Ken, the former city of Detroit charter revision commissioner, Michigan Chronicle and Michigan Front Page editor, and present-day civic historian, is no slouch himself. Between them, this crusading couple seemingly has their hands in or around most of the political, educational and media circles in this city.
Among Kim's involvements: Student recruitment manager for Michigan Future, Inc., a nonprofit, nonpartisan think tank in Ann Arbor. "That's my real job," she says. "The one I get paid for."
She's also a member of the board of governors for Wayne State University, her alma mater, and the National Social Action Commission for her national sorority, Delta Sigma Theta Sorority, Inc. President of The Rosa L. Parks Scholarship Foundation, too. Oh, and board member of Habitat for Humanity of Detroit.

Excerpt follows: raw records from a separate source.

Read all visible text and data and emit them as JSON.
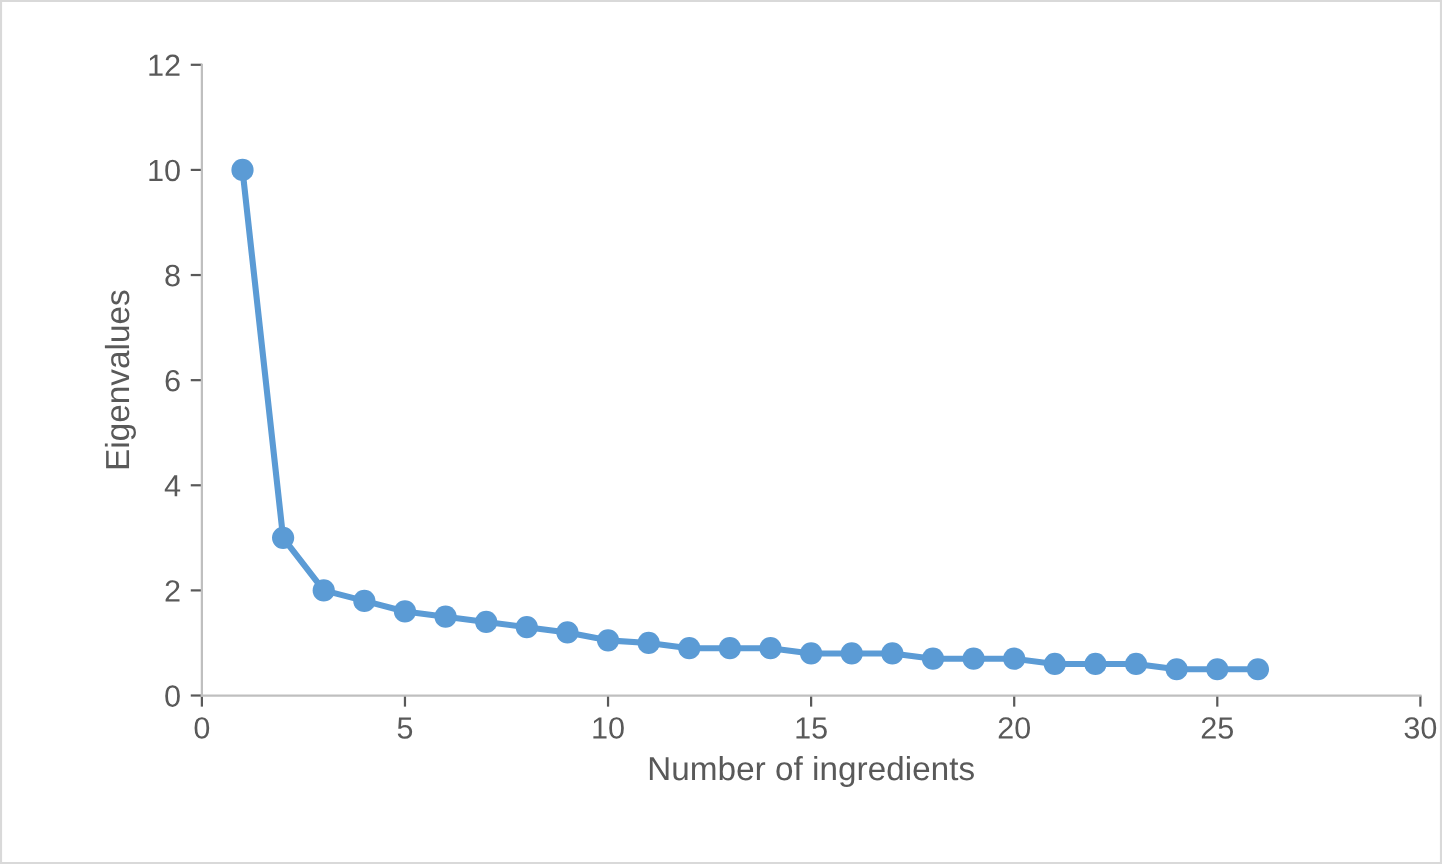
{
  "chart_data": {
    "type": "line",
    "xlabel": "Number of ingredients",
    "ylabel": "Eigenvalues",
    "x": [
      1,
      2,
      3,
      4,
      5,
      6,
      7,
      8,
      9,
      10,
      11,
      12,
      13,
      14,
      15,
      16,
      17,
      18,
      19,
      20,
      21,
      22,
      23,
      24,
      25,
      26
    ],
    "series": [
      {
        "color": "#5b9bd5",
        "values": [
          10,
          3,
          2,
          1.8,
          1.6,
          1.5,
          1.4,
          1.3,
          1.2,
          1.05,
          1,
          0.9,
          0.9,
          0.9,
          0.8,
          0.8,
          0.8,
          0.7,
          0.7,
          0.7,
          0.6,
          0.6,
          0.6,
          0.5,
          0.5,
          0.5
        ]
      }
    ],
    "xlim": [
      0,
      30
    ],
    "xticks": [
      0,
      5,
      10,
      15,
      20,
      25,
      30
    ],
    "ylim": [
      0,
      12
    ],
    "yticks": [
      0,
      2,
      4,
      6,
      8,
      10,
      12
    ],
    "grid": false,
    "legend": false,
    "marker": "circle",
    "line_style": "solid"
  }
}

There are more. And maybe fewer.
"My husband has made it clear he would like me to step down from a few boards," Kim says sheepishly. "I got off four boards last year. I'm very proud of myself."
Her husband doesn't have much room to criticize. Ken's jam-packed project list includes communications director for U.S. Rep. Brenda Lawrence (D-Southfield), whom he helped move from Southfield mayor to 14th District congresswoman as her campaign consultant; Michigan Democratic Party activist; mentor and spokesperson for Big Brothers Big Sisters of Metropolitan Detroit; and author of three books, all about the Black experience in Detroit. His latest, Soul on Air: Blacks Who Helped to Define Radio in Detroit, was published in June.

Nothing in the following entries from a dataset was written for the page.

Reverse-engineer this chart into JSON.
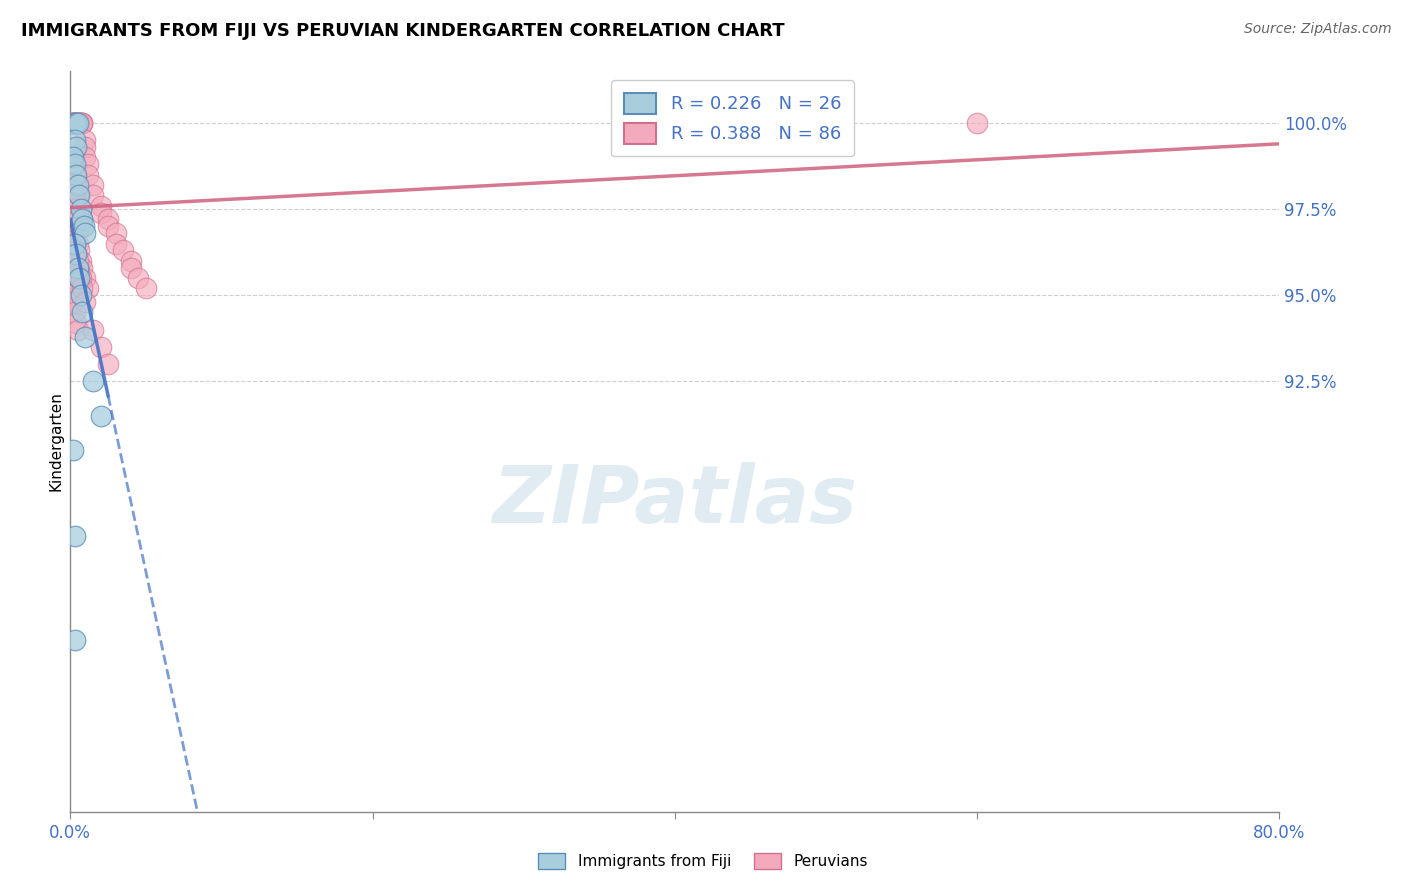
{
  "title": "IMMIGRANTS FROM FIJI VS PERUVIAN KINDERGARTEN CORRELATION CHART",
  "source": "Source: ZipAtlas.com",
  "ylabel": "Kindergarten",
  "fiji_R": 0.226,
  "fiji_N": 26,
  "peru_R": 0.388,
  "peru_N": 86,
  "fiji_color": "#A8CEDE",
  "fiji_edge_color": "#5B8DB8",
  "peru_color": "#F4AABC",
  "peru_edge_color": "#D07090",
  "fiji_line_color": "#4472C4",
  "peru_line_color": "#D06080",
  "watermark_color": "#C8DCE8",
  "y_ticks": [
    92.5,
    95.0,
    97.5,
    100.0
  ],
  "x_min": 0.0,
  "x_max": 80.0,
  "y_min": 80.0,
  "y_max": 101.5,
  "fiji_x": [
    0.3,
    0.4,
    0.5,
    0.3,
    0.4,
    0.2,
    0.3,
    0.4,
    0.5,
    0.6,
    0.7,
    0.8,
    0.9,
    1.0,
    0.3,
    0.4,
    0.5,
    0.6,
    0.7,
    0.8,
    1.0,
    1.5,
    2.0,
    0.2,
    0.3,
    0.3
  ],
  "fiji_y": [
    100.0,
    100.0,
    100.0,
    99.5,
    99.3,
    99.0,
    98.8,
    98.5,
    98.2,
    97.9,
    97.5,
    97.2,
    97.0,
    96.8,
    96.5,
    96.2,
    95.8,
    95.5,
    95.0,
    94.5,
    93.8,
    92.5,
    91.5,
    90.5,
    88.0,
    85.0
  ],
  "peru_x": [
    0.1,
    0.1,
    0.1,
    0.2,
    0.2,
    0.2,
    0.3,
    0.3,
    0.3,
    0.3,
    0.4,
    0.4,
    0.4,
    0.5,
    0.5,
    0.5,
    0.6,
    0.6,
    0.6,
    0.7,
    0.7,
    0.8,
    0.8,
    0.8,
    1.0,
    1.0,
    1.0,
    1.2,
    1.2,
    1.5,
    1.5,
    2.0,
    2.0,
    2.5,
    2.5,
    3.0,
    3.0,
    3.5,
    4.0,
    4.0,
    4.5,
    5.0,
    0.1,
    0.2,
    0.3,
    0.4,
    0.5,
    0.6,
    0.7,
    0.8,
    0.1,
    0.2,
    0.3,
    0.4,
    0.5,
    0.6,
    0.7,
    0.8,
    1.0,
    1.2,
    0.1,
    0.2,
    0.3,
    0.4,
    0.1,
    0.2,
    0.3,
    0.4,
    0.5,
    0.2,
    0.3,
    0.4,
    0.5,
    0.6,
    0.3,
    0.4,
    0.5,
    0.6,
    0.7,
    0.8,
    1.0,
    1.5,
    2.0,
    2.5,
    60.0,
    0.3
  ],
  "peru_y": [
    100.0,
    100.0,
    100.0,
    100.0,
    100.0,
    100.0,
    100.0,
    100.0,
    100.0,
    100.0,
    100.0,
    100.0,
    100.0,
    100.0,
    100.0,
    100.0,
    100.0,
    100.0,
    100.0,
    100.0,
    100.0,
    100.0,
    100.0,
    100.0,
    99.5,
    99.3,
    99.0,
    98.8,
    98.5,
    98.2,
    97.9,
    97.6,
    97.4,
    97.2,
    97.0,
    96.8,
    96.5,
    96.3,
    96.0,
    95.8,
    95.5,
    95.2,
    99.0,
    98.8,
    98.5,
    98.2,
    97.9,
    97.6,
    97.3,
    97.0,
    97.5,
    97.2,
    97.0,
    96.8,
    96.5,
    96.3,
    96.0,
    95.8,
    95.5,
    95.2,
    96.0,
    95.7,
    95.4,
    95.1,
    95.0,
    94.8,
    94.5,
    94.2,
    94.0,
    98.0,
    97.8,
    97.5,
    97.2,
    97.0,
    96.5,
    96.2,
    96.0,
    95.7,
    95.5,
    95.2,
    94.8,
    94.0,
    93.5,
    93.0,
    100.0,
    98.5
  ]
}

The book has gained considerable exposure around Detroit, especially since its release coincided with Black Music Month. "They're steady," Ken notes. "Books don't get you rich, but it's more critical acclaim. What I'm hoping to do is build enough of a business model with the books to where I'm just doing that, because that's where my passion is. I really have found a new calling."
Their united calling, however, is their son (where did they find the time?), Jackson. The irrepressible 6-year-old, better known as "Jax," provides comic relief for their social media accounts and compelled both Kim and Ken to view their undertakings with new perspective. In his eight years with BBBS, "The kid I mentor now, Jackson has literally grown up with him," notes Ken, 47. "My mentee is 12, Jackson's almost 7—and it may sound like a cliché but by doing this work I gain a little brother and Jax gets a big brother.
"At one point we had a 'waiting to be matched' list, kids in the program but waiting to be paired with mentors, of more than 100, and at least two-thirds of them were Black. So we established a program called '100 Mentors in 100 Days,' using the first 100 days of the year for our active recruitment campaign. That's important work for me, the one seminal thing outside of political activity that I've remained committed to."
Kim's commitment to education is manifest through her board seat at Wayne State, where she helped spearhead the bestowing of an honorary degree to civil rights martyr Viola Liuzzo, the first posthumous degree in the university's history. "They said 'no' 10 years ago because they'd never done it before," says Kim, 46. "That's a minor win, and there are a lot more serious problems at Wayne State, but it is gratifying to see something like that happen. We're trying to help Jackson understand how important it is to give back to the community."
"Uh, honey," Ken pipes up, "Wayne State doesn't have problems. They have challenges. I'm the PR guy."
On top of it all, Ken is a long distance runner who has competed in the last seven Detroit Free Press/Talmer Bank Marathons, and a familiar sight along downtown streets. "I chaired the Democratic Party's African-American Leadership Awards recently, and the emcee who introduced me spent half his time talking about how my husband runs around with no shirt on," says Kim. "I'm thinking, 'What's that got to do with me?'"
JIM MCFARLIN IS A VETERAN DETROIT ENTERTAINMENT AND MEDIA WRITER NOW BASED OUTSIDE CHICAGO.